De hulpmiddelen worden ingedeeld in de klassen I, IIa, IIb en III, rekening houdend met het door de fabrikant beoogde doeleind en de inherente risico's ervan. De classificatie wordt uitgevoerd overeenkomstig bijlage VIII.
2.
Elk geschil tussen de fabrikant en de betrokken aangemelde instantie dat bij de toepassing van bijlage VIII ontstaat, wordt met het oog op het nemen van een besluit voorgelegd aan de bevoegde autoriteit van de lidstaat waar de fabrikant zijn geregistreerde vestigingsplaats heeft. Indien de fabrikant geen geregistreerde vestigingsplaats in de Unie heeft en nog geen gemachtigde heeft aangewezen, wordt de aangelegenheid voorgelegd aan de bevoegde autoriteit van de lidstaat waar de in punt 2.2, tweede alinea, onder b), laatste streepje, van bijlage IX bedoelde gemachtigde zijn geregistreerde vestigingsplaats heeft. Indien de betrokken aangemelde instantie in een andere lidstaat is gevestigd dan de fabrikant, stelt de bevoegde autoriteit haar besluit vast na raadpleging van de bevoegde autoriteit van de lidstaat die de aangemelde instantie heeft aangewezen.
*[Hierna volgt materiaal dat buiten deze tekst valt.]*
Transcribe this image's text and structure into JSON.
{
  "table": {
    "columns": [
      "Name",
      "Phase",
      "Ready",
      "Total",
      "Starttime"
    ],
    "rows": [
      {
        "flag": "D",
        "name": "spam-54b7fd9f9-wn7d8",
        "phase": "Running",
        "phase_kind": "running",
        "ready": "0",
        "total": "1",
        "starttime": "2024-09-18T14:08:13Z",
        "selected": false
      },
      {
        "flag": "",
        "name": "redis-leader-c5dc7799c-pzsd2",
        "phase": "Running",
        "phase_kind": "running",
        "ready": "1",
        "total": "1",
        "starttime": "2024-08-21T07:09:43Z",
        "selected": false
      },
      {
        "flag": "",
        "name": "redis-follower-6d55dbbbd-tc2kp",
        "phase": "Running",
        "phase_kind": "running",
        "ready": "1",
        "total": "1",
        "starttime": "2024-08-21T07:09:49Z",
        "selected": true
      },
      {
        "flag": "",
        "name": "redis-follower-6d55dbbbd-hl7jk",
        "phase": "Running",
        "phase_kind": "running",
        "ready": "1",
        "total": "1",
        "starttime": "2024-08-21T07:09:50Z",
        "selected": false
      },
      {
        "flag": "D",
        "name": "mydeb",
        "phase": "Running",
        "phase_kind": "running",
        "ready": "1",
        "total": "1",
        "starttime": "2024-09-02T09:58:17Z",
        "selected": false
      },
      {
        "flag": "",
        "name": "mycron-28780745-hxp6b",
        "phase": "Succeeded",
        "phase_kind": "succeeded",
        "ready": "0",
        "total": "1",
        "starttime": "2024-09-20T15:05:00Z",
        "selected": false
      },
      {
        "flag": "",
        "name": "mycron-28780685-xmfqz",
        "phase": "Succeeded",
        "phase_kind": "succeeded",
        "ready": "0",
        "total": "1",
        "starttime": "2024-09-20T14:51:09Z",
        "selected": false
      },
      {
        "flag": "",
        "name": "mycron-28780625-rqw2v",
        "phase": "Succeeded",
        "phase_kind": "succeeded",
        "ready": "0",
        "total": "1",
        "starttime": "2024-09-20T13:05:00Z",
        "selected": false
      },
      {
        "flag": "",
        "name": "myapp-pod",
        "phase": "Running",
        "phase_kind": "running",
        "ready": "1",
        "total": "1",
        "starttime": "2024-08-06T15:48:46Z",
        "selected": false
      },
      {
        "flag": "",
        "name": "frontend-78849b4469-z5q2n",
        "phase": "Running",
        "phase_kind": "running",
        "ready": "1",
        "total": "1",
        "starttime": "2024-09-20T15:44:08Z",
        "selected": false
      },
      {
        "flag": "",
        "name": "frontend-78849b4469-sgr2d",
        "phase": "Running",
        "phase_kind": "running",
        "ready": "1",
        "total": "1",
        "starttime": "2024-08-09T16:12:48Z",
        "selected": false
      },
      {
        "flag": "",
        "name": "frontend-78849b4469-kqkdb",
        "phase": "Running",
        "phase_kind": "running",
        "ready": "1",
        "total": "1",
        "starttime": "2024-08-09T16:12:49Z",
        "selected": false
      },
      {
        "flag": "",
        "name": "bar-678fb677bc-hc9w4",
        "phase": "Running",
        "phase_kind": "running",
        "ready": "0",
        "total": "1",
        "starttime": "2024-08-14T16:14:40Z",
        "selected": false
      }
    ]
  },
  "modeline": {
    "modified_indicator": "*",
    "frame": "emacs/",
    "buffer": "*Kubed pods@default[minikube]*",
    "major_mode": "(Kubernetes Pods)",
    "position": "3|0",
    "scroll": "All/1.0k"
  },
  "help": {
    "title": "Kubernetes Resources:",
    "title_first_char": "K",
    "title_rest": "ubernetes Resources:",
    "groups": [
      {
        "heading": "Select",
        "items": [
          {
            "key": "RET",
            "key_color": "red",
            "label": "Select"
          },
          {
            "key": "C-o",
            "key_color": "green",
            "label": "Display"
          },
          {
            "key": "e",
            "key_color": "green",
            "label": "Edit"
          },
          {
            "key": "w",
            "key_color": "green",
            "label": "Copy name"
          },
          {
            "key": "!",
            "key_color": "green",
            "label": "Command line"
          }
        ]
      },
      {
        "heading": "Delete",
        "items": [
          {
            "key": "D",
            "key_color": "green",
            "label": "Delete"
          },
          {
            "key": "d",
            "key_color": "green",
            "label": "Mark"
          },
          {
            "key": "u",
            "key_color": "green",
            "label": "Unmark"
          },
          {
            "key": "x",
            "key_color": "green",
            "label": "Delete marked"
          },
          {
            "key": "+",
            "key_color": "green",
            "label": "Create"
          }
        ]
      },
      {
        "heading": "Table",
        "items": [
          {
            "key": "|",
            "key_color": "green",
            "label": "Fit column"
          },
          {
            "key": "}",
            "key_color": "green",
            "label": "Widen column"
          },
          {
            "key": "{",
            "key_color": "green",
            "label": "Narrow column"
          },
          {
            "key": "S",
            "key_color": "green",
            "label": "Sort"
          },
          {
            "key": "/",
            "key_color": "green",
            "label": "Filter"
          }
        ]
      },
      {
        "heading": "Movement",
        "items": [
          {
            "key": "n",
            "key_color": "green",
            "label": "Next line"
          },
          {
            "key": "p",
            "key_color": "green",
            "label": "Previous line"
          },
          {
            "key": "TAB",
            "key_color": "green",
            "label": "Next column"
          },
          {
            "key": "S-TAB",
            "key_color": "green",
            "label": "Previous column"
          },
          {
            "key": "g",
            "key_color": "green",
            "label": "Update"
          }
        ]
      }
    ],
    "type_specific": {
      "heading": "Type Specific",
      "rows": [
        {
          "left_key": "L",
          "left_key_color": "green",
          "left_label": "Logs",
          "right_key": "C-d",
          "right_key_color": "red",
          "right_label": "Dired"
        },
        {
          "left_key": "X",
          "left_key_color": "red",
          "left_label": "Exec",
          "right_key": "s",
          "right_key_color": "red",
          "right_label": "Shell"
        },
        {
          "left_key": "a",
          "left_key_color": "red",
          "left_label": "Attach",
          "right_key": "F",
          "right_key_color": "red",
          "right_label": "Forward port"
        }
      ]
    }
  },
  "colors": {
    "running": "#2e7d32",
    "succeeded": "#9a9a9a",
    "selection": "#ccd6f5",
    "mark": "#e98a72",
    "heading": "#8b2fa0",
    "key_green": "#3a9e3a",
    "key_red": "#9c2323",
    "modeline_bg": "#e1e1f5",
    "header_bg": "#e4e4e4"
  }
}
De bevoegde autoriteit van de lidstaat waarin de fabrikant zijn geregistreerde vestigingsplaats heeft, stelt de MDCG en de Commissie van haar besluit in kennis. Het besluit wordt op verzoek beschikbaar gesteld.
3.
De Commissie besluit op verzoek van een lidstaat en na raadpleging van de MDCG, door middel van uitvoeringshandelingen over:
- a)
de toepassing van bijlage VIII op een bepaald hulpmiddel of een categorie of groep hulpmiddelen om de classificatie van dergelijke hulpmiddelen vast te stellen;
- b)
de classificatie, in afwijking van bijlage VIII, in een andere klasse van een hulpmiddel of categorie of groep hulpmiddelen om redenen van volksgezondheid gebaseerd op nieuwe wetenschappelijke gegevens, of gebaseerd op informatie die tijdens de vigilantieactiviteiten en de activiteiten inzake markttoezicht beschikbaar wordt.
4.
De Commissie kan tevens, op eigen initiatief en na raadpleging van de MDCG, door middel van uitvoeringshandelingen een besluit nemen over de in lid 3, onder a) en b), bedoelde aangelegenheden.
5.
Teneinde een eenvormige toepassing van bijlage VIII te garanderen, en rekening houdend met de relevante wetenschappelijke adviezen van de desbetreffende wetenschappelijke comités, kan de Commissie uitvoeringshandelingen vaststellen voor zover zulks nodig is om problemen betreffende uiteenlopende interpretatie en betreffende praktische toepassing op te lossen.
6.
De in de leden 3, 4 en 5 van dit artikel bedoelde uitvoeringshandelingen worden volgens de in artikel 114, lid 3, bedoelde onderzoeksprocedure vastgesteld.